Дьяк расправил свиток и зачитал внятной скороговоркой:
«Великому, государю, царю и великому князю Алексею Михайловичу, всея Великие и Малые и Белые России самодержцу, холопка твоя, Улька Богданова, прозвищем Козлиха, челом бьет. Извещаю я тебе, великий государь, на вора и колдуна и смертного убойцу, на зовомого лекаря, Ондрейку Федотова. В нынешнем, государь, году, сентября в двадцать пятом числе, был тот вор Ондрейка во дворе боярина князь Никиты Иваныча Одоевского. А во дворе князь Никиты Иваныча встретился ему, вору Ондрейке, сын князь Никиты, княжич Иванушко. А повстречался он ему, вору Ондрюшке, противу колодезя, что на дворе, близь поварни.[26] А тот вор Ондрюшко подвел того княжича Иванушка к колодезю и велел ему на воду смотреть. А я, холопка твоя, государь, была в те поры пришедши к куме своей, князь Никиты Иваныча поварихе, Оксинье Рогатой. А стояла я в те поры на крыльце поварни и все его, Ондрейкино, воровство видала. И как стал княжич в воду смотреть, обошел тот вор Ондрюшка княжича сзади и скорея к земли пригнулся и скорея вынял его, княжича, след,[27] и, подошедши к княжичу, на тот след пошептал и в колодезь его кинул…
— Клеплет она, государь, то не след был… — крикнул Ондрейка.
— Молчи, Ондрейка, твой спрос впереди, — оборвал его Алмаз Иванов.
«А с того дни ввечеру, — читал дьяк, — стал княжич недужить. Скочила в рот ему жаба и стал у его в горле опух. А ране того тот вор Ондрейка по ветру напусти,[28] чтоб был тот князь Никита до его, Ондрейки, добр…
— Лжу она молвит, ведьма лютая! Ничего я не напускал…
— Дай ему по уху, чтоб молчал, — крикнул дьяк стрельцу и зачитал дальше:
«А боярыня, княгиня Овдотья Ермиловна, про то Ондрейкино воровство сведала и князь Никите Иванычу говаривала, чтоб он того лекаря взашей гнал. А князь Никита Иваныч не послухал. А как княжич Иванушко занедужил, велел князь того лекаря к ночи привесть. А тот лекарь стал того княжича наговорными зельями поить, а на шею ему долгонькой лоскут наговорный привязывал. А с того лоскута ничего доброго не было, окромя плохого. А в те поры лекарь Ондрейка князю молвил, что будет он княжича ножом резать…
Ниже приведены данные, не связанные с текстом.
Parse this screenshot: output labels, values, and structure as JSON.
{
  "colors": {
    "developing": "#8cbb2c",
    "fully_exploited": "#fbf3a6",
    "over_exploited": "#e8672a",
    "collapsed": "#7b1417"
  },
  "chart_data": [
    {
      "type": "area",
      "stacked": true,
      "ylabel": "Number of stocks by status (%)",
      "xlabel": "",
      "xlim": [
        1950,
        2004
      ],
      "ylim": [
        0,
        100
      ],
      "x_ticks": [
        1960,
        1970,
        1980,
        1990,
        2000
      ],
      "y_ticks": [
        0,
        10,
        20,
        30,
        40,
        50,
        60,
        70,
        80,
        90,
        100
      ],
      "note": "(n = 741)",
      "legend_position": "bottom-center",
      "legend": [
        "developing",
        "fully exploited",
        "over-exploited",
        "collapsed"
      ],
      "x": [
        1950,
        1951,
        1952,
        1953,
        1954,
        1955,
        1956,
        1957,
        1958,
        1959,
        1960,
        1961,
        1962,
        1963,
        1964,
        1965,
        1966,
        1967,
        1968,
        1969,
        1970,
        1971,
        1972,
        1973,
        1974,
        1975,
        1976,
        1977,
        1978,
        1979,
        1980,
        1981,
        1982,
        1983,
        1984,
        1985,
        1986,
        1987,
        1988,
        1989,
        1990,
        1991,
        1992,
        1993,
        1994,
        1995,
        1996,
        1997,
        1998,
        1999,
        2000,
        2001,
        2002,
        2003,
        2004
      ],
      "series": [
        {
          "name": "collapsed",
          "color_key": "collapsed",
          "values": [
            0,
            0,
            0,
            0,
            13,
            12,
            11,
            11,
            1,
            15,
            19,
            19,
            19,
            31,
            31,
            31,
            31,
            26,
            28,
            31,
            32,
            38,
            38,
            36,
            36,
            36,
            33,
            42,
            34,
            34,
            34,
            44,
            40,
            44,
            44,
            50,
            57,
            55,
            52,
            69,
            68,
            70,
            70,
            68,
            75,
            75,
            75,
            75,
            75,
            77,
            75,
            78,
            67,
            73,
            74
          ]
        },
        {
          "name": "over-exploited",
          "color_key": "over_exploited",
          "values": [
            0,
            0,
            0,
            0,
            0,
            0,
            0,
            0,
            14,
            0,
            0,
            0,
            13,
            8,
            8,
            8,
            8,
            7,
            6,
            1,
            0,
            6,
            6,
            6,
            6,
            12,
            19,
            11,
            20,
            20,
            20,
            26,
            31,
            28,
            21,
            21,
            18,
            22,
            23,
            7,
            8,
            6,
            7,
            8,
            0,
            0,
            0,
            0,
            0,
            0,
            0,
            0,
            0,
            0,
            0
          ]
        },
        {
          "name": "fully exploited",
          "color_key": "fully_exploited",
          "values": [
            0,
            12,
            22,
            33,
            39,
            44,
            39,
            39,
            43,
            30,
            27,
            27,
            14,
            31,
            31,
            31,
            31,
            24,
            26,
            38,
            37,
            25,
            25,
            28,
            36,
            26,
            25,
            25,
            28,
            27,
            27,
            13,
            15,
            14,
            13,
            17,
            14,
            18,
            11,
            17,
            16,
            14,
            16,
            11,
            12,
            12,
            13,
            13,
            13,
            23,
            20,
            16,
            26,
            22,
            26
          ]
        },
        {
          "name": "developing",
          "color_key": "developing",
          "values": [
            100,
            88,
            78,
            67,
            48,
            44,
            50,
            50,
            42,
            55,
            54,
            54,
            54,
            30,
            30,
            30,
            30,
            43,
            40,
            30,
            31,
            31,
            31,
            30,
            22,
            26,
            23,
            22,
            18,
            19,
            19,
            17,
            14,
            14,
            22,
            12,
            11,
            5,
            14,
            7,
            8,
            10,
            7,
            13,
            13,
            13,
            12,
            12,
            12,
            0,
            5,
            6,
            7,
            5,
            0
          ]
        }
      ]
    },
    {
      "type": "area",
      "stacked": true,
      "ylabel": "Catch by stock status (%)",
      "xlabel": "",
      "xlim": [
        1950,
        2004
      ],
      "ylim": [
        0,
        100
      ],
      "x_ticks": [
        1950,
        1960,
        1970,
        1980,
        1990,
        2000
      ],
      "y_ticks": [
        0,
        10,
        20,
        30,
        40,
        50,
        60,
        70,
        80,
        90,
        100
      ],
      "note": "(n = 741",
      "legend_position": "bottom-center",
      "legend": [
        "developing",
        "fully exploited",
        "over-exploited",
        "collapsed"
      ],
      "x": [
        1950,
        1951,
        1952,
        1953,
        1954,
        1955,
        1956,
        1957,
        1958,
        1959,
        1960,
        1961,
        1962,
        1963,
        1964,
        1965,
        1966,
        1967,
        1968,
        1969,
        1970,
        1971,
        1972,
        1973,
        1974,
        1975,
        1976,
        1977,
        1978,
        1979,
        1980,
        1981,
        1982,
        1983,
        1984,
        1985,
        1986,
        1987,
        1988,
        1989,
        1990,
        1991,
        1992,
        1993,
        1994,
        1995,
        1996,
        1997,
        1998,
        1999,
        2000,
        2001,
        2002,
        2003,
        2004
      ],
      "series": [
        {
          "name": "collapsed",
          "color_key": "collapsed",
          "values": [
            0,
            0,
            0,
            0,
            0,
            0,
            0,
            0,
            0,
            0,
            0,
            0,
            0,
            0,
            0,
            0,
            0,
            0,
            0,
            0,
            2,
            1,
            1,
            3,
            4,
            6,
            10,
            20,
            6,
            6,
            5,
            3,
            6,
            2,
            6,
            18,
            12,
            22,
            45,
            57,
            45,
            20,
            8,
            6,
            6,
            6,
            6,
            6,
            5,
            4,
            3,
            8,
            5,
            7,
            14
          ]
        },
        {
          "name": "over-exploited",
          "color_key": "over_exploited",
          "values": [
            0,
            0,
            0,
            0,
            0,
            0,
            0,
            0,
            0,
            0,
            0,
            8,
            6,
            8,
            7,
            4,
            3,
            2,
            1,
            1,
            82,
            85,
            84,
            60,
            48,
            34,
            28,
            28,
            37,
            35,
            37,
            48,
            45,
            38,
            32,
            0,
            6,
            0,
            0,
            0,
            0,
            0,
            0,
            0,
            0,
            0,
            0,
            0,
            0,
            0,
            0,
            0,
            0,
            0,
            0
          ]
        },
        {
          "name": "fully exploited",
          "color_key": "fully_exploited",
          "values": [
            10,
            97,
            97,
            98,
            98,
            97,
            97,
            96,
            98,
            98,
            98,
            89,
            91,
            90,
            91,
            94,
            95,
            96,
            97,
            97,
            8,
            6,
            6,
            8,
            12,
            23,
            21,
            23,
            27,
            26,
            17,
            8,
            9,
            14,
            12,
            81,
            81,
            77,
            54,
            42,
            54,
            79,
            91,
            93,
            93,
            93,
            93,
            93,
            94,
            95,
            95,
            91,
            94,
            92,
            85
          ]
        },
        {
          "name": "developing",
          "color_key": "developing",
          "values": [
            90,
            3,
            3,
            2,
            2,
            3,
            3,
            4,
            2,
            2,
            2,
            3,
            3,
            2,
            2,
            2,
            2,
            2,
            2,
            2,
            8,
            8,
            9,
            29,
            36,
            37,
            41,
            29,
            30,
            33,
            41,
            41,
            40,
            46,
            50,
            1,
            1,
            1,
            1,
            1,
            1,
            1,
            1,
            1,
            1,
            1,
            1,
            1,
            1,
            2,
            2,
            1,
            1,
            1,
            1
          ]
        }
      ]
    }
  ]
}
Боярин проснулся и распялил маленькие глазки.
— Ах, он душегуб — пережечь его надвое! — крикнул он. — Младенца ножом! Подлинный ты убойца смертный, вор Ондрейка!
— Не резать, государь…
Стрелец, не ожидая приказа, дал Ондрейке такого пинка, что лекарь едва на ногах устоял.
«А боярыня, Овдотья Ермиловна, — читал дьяк, — не дала вору Ондрейке своего сына резать. А в те поры дал тот вор Ондрюшка княжичу Иванушке отравного зелья, и с того зелья княжича не стало…
Боярин уже больше не спал:
— Иваныч, — остановил он дьяка. — То бы зелье, — коли осталось что, — в Оптекарский приказ бы послать, дохтурам на испытанье.
— То все сделано, Юрий Ондреич, — сказал Алмаз Иванов. — Вечор, как извет я чёл, к боярину Одоевскому подъячего за тем посылал. И в Оптекарский приказ бумагу писал, чтоб тотчас то зелье осмотреть, отравное ли, нет ли. Дал боярин Одоевский. Ноне и ответ должён быть.
Ондрейка и не пробовал спорить. Стоял, свесив голову, и молчал.
— Чти дале, Иваныч. Видно, и впрямь колдун и душегуб. Младенца не пожалел — пережечь его надвое!..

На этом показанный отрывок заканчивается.